The development of different sectors of smart infrastructures, such as smart energy and smart transportation would enable the accumulation of real-world data that can be interconnected for use among different services.
Desert Technologies also plays a role in assisting Saudi Arabia in becoming a renewable-energy exporter and supplier through their major operations in developing and emerging markets that use solar PV panels manufacturing in the country.
For example, Desert Technologies was a co-developer for several solar photovoltaic projects in Benban, Egypt, which is one of the world’s largest solar farms. This includes the ARC Project, which has the capacity to generate 65.7 megawatt (MW) of energy, the Winnergy Project, with a 24.9MW generation capacity and the Arinna Project, with a 24.9MW generation capacity. The electricity generated from these plants is sold to the Egyptian Electricity Transmission Company (EETC) under a 25-year power purchase agreement.

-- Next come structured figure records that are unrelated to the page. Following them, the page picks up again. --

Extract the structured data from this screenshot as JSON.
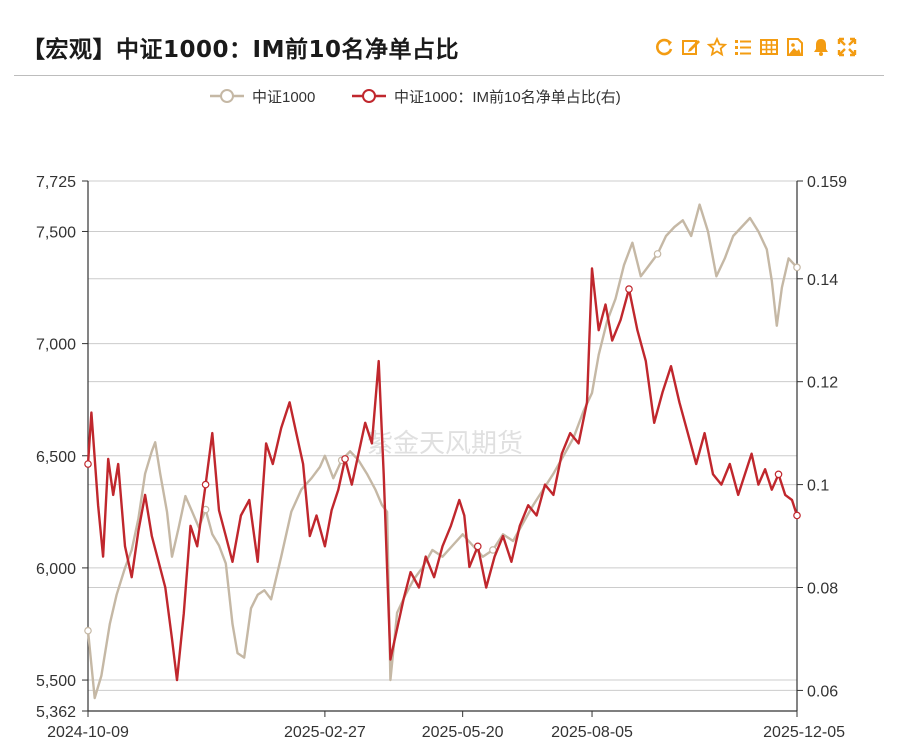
{
  "header": {
    "title": "【宏观】中证1000：IM前10名净单占比",
    "tools": [
      "refresh-icon",
      "edit-icon",
      "star-icon",
      "list-icon",
      "table-icon",
      "image-icon",
      "bell-icon",
      "fullscreen-icon"
    ]
  },
  "watermark": "紫金天风期货",
  "colors": {
    "series1": "#c5b8a5",
    "series2": "#c0272d",
    "accent": "#f39c12",
    "grid": "#cccccc"
  },
  "chart_data": {
    "type": "line",
    "legend_position": "top-center",
    "grid": true,
    "x_start": "2024-10-09",
    "x_end": "2025-12-05",
    "x_ticks": [
      "2024-10-09",
      "2025-02-27",
      "2025-05-20",
      "2025-08-05",
      "2025-12-05"
    ],
    "left_axis": {
      "ticks": [
        "7,725",
        "7,500",
        "7,000",
        "6,500",
        "6,000",
        "5,500",
        "5,362"
      ],
      "ylim": [
        5362,
        7725
      ]
    },
    "right_axis": {
      "ticks": [
        "0.159",
        "0.14",
        "0.12",
        "0.1",
        "0.08",
        "0.06"
      ],
      "ylim": [
        0.056,
        0.159
      ]
    },
    "series": [
      {
        "name": "中证1000",
        "axis": "left",
        "points": [
          [
            "2024-10-09",
            5720
          ],
          [
            "2024-10-13",
            5420
          ],
          [
            "2024-10-17",
            5520
          ],
          [
            "2024-10-22",
            5750
          ],
          [
            "2024-10-26",
            5880
          ],
          [
            "2024-10-31",
            6000
          ],
          [
            "2024-11-04",
            6080
          ],
          [
            "2024-11-08",
            6220
          ],
          [
            "2024-11-12",
            6420
          ],
          [
            "2024-11-16",
            6520
          ],
          [
            "2024-11-18",
            6560
          ],
          [
            "2024-11-21",
            6420
          ],
          [
            "2024-11-25",
            6250
          ],
          [
            "2024-11-28",
            6050
          ],
          [
            "2024-12-02",
            6180
          ],
          [
            "2024-12-06",
            6320
          ],
          [
            "2024-12-10",
            6250
          ],
          [
            "2024-12-14",
            6180
          ],
          [
            "2024-12-18",
            6260
          ],
          [
            "2024-12-22",
            6150
          ],
          [
            "2024-12-26",
            6100
          ],
          [
            "2024-12-30",
            6020
          ],
          [
            "2025-01-03",
            5750
          ],
          [
            "2025-01-06",
            5620
          ],
          [
            "2025-01-10",
            5600
          ],
          [
            "2025-01-14",
            5820
          ],
          [
            "2025-01-18",
            5880
          ],
          [
            "2025-01-22",
            5900
          ],
          [
            "2025-01-26",
            5860
          ],
          [
            "2025-02-01",
            6050
          ],
          [
            "2025-02-07",
            6250
          ],
          [
            "2025-02-13",
            6350
          ],
          [
            "2025-02-19",
            6400
          ],
          [
            "2025-02-24",
            6450
          ],
          [
            "2025-02-27",
            6500
          ],
          [
            "2025-03-04",
            6400
          ],
          [
            "2025-03-09",
            6480
          ],
          [
            "2025-03-14",
            6520
          ],
          [
            "2025-03-19",
            6480
          ],
          [
            "2025-03-24",
            6420
          ],
          [
            "2025-03-29",
            6350
          ],
          [
            "2025-04-02",
            6280
          ],
          [
            "2025-04-05",
            6250
          ],
          [
            "2025-04-07",
            5500
          ],
          [
            "2025-04-11",
            5800
          ],
          [
            "2025-04-16",
            5880
          ],
          [
            "2025-04-21",
            5950
          ],
          [
            "2025-04-26",
            6000
          ],
          [
            "2025-05-02",
            6080
          ],
          [
            "2025-05-08",
            6050
          ],
          [
            "2025-05-14",
            6100
          ],
          [
            "2025-05-20",
            6150
          ],
          [
            "2025-05-26",
            6100
          ],
          [
            "2025-06-01",
            6050
          ],
          [
            "2025-06-07",
            6080
          ],
          [
            "2025-06-13",
            6150
          ],
          [
            "2025-06-19",
            6120
          ],
          [
            "2025-06-25",
            6200
          ],
          [
            "2025-07-01",
            6280
          ],
          [
            "2025-07-07",
            6350
          ],
          [
            "2025-07-13",
            6420
          ],
          [
            "2025-07-19",
            6500
          ],
          [
            "2025-07-25",
            6580
          ],
          [
            "2025-07-31",
            6700
          ],
          [
            "2025-08-05",
            6780
          ],
          [
            "2025-08-09",
            6950
          ],
          [
            "2025-08-14",
            7100
          ],
          [
            "2025-08-19",
            7200
          ],
          [
            "2025-08-24",
            7350
          ],
          [
            "2025-08-29",
            7450
          ],
          [
            "2025-09-03",
            7300
          ],
          [
            "2025-09-08",
            7350
          ],
          [
            "2025-09-13",
            7400
          ],
          [
            "2025-09-18",
            7480
          ],
          [
            "2025-09-23",
            7520
          ],
          [
            "2025-09-28",
            7550
          ],
          [
            "2025-10-03",
            7480
          ],
          [
            "2025-10-08",
            7620
          ],
          [
            "2025-10-13",
            7500
          ],
          [
            "2025-10-18",
            7300
          ],
          [
            "2025-10-23",
            7380
          ],
          [
            "2025-10-28",
            7480
          ],
          [
            "2025-11-02",
            7520
          ],
          [
            "2025-11-07",
            7560
          ],
          [
            "2025-11-12",
            7500
          ],
          [
            "2025-11-17",
            7420
          ],
          [
            "2025-11-20",
            7280
          ],
          [
            "2025-11-23",
            7080
          ],
          [
            "2025-11-26",
            7250
          ],
          [
            "2025-11-30",
            7380
          ],
          [
            "2025-12-05",
            7340
          ]
        ]
      },
      {
        "name": "中证1000：IM前10名净单占比(右)",
        "axis": "right",
        "points": [
          [
            "2024-10-09",
            0.104
          ],
          [
            "2024-10-11",
            0.114
          ],
          [
            "2024-10-15",
            0.096
          ],
          [
            "2024-10-18",
            0.086
          ],
          [
            "2024-10-21",
            0.105
          ],
          [
            "2024-10-24",
            0.098
          ],
          [
            "2024-10-27",
            0.104
          ],
          [
            "2024-10-31",
            0.088
          ],
          [
            "2024-11-04",
            0.082
          ],
          [
            "2024-11-08",
            0.091
          ],
          [
            "2024-11-12",
            0.098
          ],
          [
            "2024-11-16",
            0.09
          ],
          [
            "2024-11-20",
            0.085
          ],
          [
            "2024-11-24",
            0.08
          ],
          [
            "2024-11-28",
            0.07
          ],
          [
            "2024-12-01",
            0.062
          ],
          [
            "2024-12-05",
            0.075
          ],
          [
            "2024-12-09",
            0.092
          ],
          [
            "2024-12-13",
            0.088
          ],
          [
            "2024-12-18",
            0.1
          ],
          [
            "2024-12-22",
            0.11
          ],
          [
            "2024-12-26",
            0.095
          ],
          [
            "2024-12-30",
            0.09
          ],
          [
            "2025-01-03",
            0.085
          ],
          [
            "2025-01-08",
            0.094
          ],
          [
            "2025-01-13",
            0.097
          ],
          [
            "2025-01-18",
            0.085
          ],
          [
            "2025-01-23",
            0.108
          ],
          [
            "2025-01-27",
            0.104
          ],
          [
            "2025-02-01",
            0.111
          ],
          [
            "2025-02-06",
            0.116
          ],
          [
            "2025-02-10",
            0.11
          ],
          [
            "2025-02-14",
            0.104
          ],
          [
            "2025-02-18",
            0.09
          ],
          [
            "2025-02-22",
            0.094
          ],
          [
            "2025-02-27",
            0.088
          ],
          [
            "2025-03-03",
            0.095
          ],
          [
            "2025-03-07",
            0.099
          ],
          [
            "2025-03-11",
            0.105
          ],
          [
            "2025-03-15",
            0.1
          ],
          [
            "2025-03-19",
            0.106
          ],
          [
            "2025-03-23",
            0.112
          ],
          [
            "2025-03-27",
            0.108
          ],
          [
            "2025-03-31",
            0.124
          ],
          [
            "2025-04-03",
            0.102
          ],
          [
            "2025-04-07",
            0.066
          ],
          [
            "2025-04-11",
            0.072
          ],
          [
            "2025-04-15",
            0.078
          ],
          [
            "2025-04-19",
            0.083
          ],
          [
            "2025-04-24",
            0.08
          ],
          [
            "2025-04-28",
            0.086
          ],
          [
            "2025-05-03",
            0.082
          ],
          [
            "2025-05-08",
            0.088
          ],
          [
            "2025-05-13",
            0.092
          ],
          [
            "2025-05-18",
            0.097
          ],
          [
            "2025-05-21",
            0.094
          ],
          [
            "2025-05-24",
            0.084
          ],
          [
            "2025-05-29",
            0.088
          ],
          [
            "2025-06-03",
            0.08
          ],
          [
            "2025-06-08",
            0.086
          ],
          [
            "2025-06-13",
            0.09
          ],
          [
            "2025-06-18",
            0.085
          ],
          [
            "2025-06-23",
            0.092
          ],
          [
            "2025-06-28",
            0.096
          ],
          [
            "2025-07-03",
            0.094
          ],
          [
            "2025-07-08",
            0.1
          ],
          [
            "2025-07-13",
            0.098
          ],
          [
            "2025-07-18",
            0.106
          ],
          [
            "2025-07-23",
            0.11
          ],
          [
            "2025-07-28",
            0.108
          ],
          [
            "2025-08-02",
            0.116
          ],
          [
            "2025-08-05",
            0.142
          ],
          [
            "2025-08-09",
            0.13
          ],
          [
            "2025-08-13",
            0.135
          ],
          [
            "2025-08-17",
            0.128
          ],
          [
            "2025-08-22",
            0.132
          ],
          [
            "2025-08-27",
            0.138
          ],
          [
            "2025-09-01",
            0.13
          ],
          [
            "2025-09-06",
            0.124
          ],
          [
            "2025-09-11",
            0.112
          ],
          [
            "2025-09-16",
            0.118
          ],
          [
            "2025-09-21",
            0.123
          ],
          [
            "2025-09-26",
            0.116
          ],
          [
            "2025-10-01",
            0.11
          ],
          [
            "2025-10-06",
            0.104
          ],
          [
            "2025-10-11",
            0.11
          ],
          [
            "2025-10-16",
            0.102
          ],
          [
            "2025-10-21",
            0.1
          ],
          [
            "2025-10-26",
            0.104
          ],
          [
            "2025-10-31",
            0.098
          ],
          [
            "2025-11-04",
            0.102
          ],
          [
            "2025-11-08",
            0.106
          ],
          [
            "2025-11-12",
            0.1
          ],
          [
            "2025-11-16",
            0.103
          ],
          [
            "2025-11-20",
            0.099
          ],
          [
            "2025-11-24",
            0.102
          ],
          [
            "2025-11-28",
            0.098
          ],
          [
            "2025-12-02",
            0.097
          ],
          [
            "2025-12-05",
            0.094
          ]
        ]
      }
    ]
  }
}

Cumulatively, Benban’s fields consist of 6 million panels that produce 1.5 gigawatts (gw) of energy, which is enough to power more than one million homes.
While many countries are now exploring ways to stimulate social and economic growth through the development of the renewable energy sector within their own parameters, Desert Technologies has chosen to target less economically developed countries to promote sustainable economic development.

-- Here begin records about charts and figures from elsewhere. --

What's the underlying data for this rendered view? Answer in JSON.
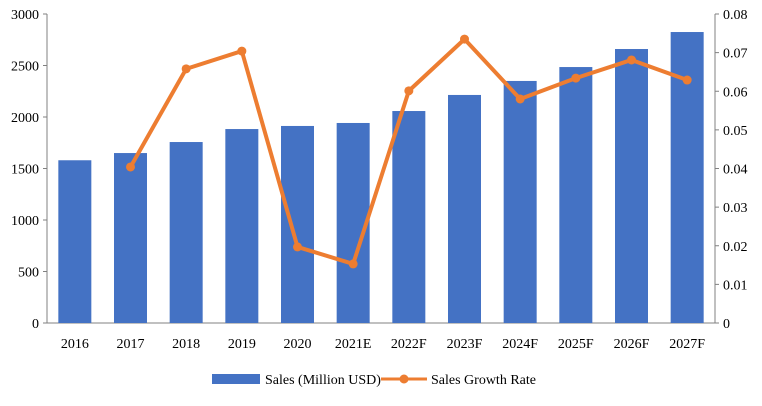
{
  "chart_data": {
    "type": "bar",
    "categories": [
      "2016",
      "2017",
      "2018",
      "2019",
      "2020",
      "2021E",
      "2022F",
      "2023F",
      "2024F",
      "2025F",
      "2026F",
      "2027F"
    ],
    "series": [
      {
        "name": "Sales (Million USD)",
        "type": "bar",
        "axis": "left",
        "color": "#4472C4",
        "values": [
          1580,
          1650,
          1757,
          1883,
          1913,
          1942,
          2058,
          2214,
          2350,
          2485,
          2660,
          2825
        ]
      },
      {
        "name": "Sales Growth Rate",
        "type": "line",
        "axis": "right",
        "color": "#ED7D31",
        "values": [
          null,
          0.0404,
          0.0658,
          0.0704,
          0.0197,
          0.0153,
          0.0601,
          0.0735,
          0.058,
          0.0634,
          0.0681,
          0.0629
        ]
      }
    ],
    "ylim_left": [
      0,
      3000
    ],
    "yticks_left": [
      "0",
      "500",
      "1000",
      "1500",
      "2000",
      "2500",
      "3000"
    ],
    "ylim_right": [
      0,
      0.08
    ],
    "yticks_right": [
      "0",
      "0.01",
      "0.02",
      "0.03",
      "0.04",
      "0.05",
      "0.06",
      "0.07",
      "0.08"
    ],
    "grid": false,
    "legend": "bottom"
  }
}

In 2019, there were 771 million people without electricity access, which was a record low. This was enabled through the use of grid electrification as the primary source of energy access gained since 2000, according to data from World Energy Outlook 2018. Despite such progress, the world remains far from achieving SDG targets to ensure universal access to affordable, reliable and modern energy services by 2030. The population without access to electricity in Sub-Saharan Africa remains at 579 million, amounting to 56 percent of the population.
The manufacturing division at Desert Technologies called “DT Labs” invests in research and development to create new and better solutions. The current areas of infrastructure innovation include the development of solar-powered electric vehicle charging stations and solar street lamps that can provide Wi-Fi and phone charging services. The company is also developing mini-grid systems that reuse lithium-ion batteries, from cars or computers, to build economic and efﬁcient mini-grid and off-grid solar systems in Africa.
The challenges associated with electricity provision in developing countries extend beyond the sphere of private investment and involve difficulties associated with infrastructure. The innovative approaches to solving the problem by Desert Technologies demonstrate how international investments in renewable energy can provide key resources and help in the creation of enabling environments through the provision of sustainable, efficient, and equitable electricity in regions critical to the global climate future.
The oil and gas producers in the Middle East and North Africa region are conscious of the potential adverse impacts of climate change and the impact it will have on their economies, given their current dependence on oil and gas revenues. This makes the way in which the increasing energy demand across the region is met highly significant, and the argument for renewables, particularly solar PV, in obtaining a larger role in the energy mix, even more compelling.
Desert Technologies, with its ambitious projects that are already yielding results throughout the region, serves as one example of how the Kingdom can leverage its abundant resources, domestic expertise and competitive advantage in energy production. Linking energy and industrial transformations to optimize new opportunities will simultaneously position Saudi Arabia in the new energy market.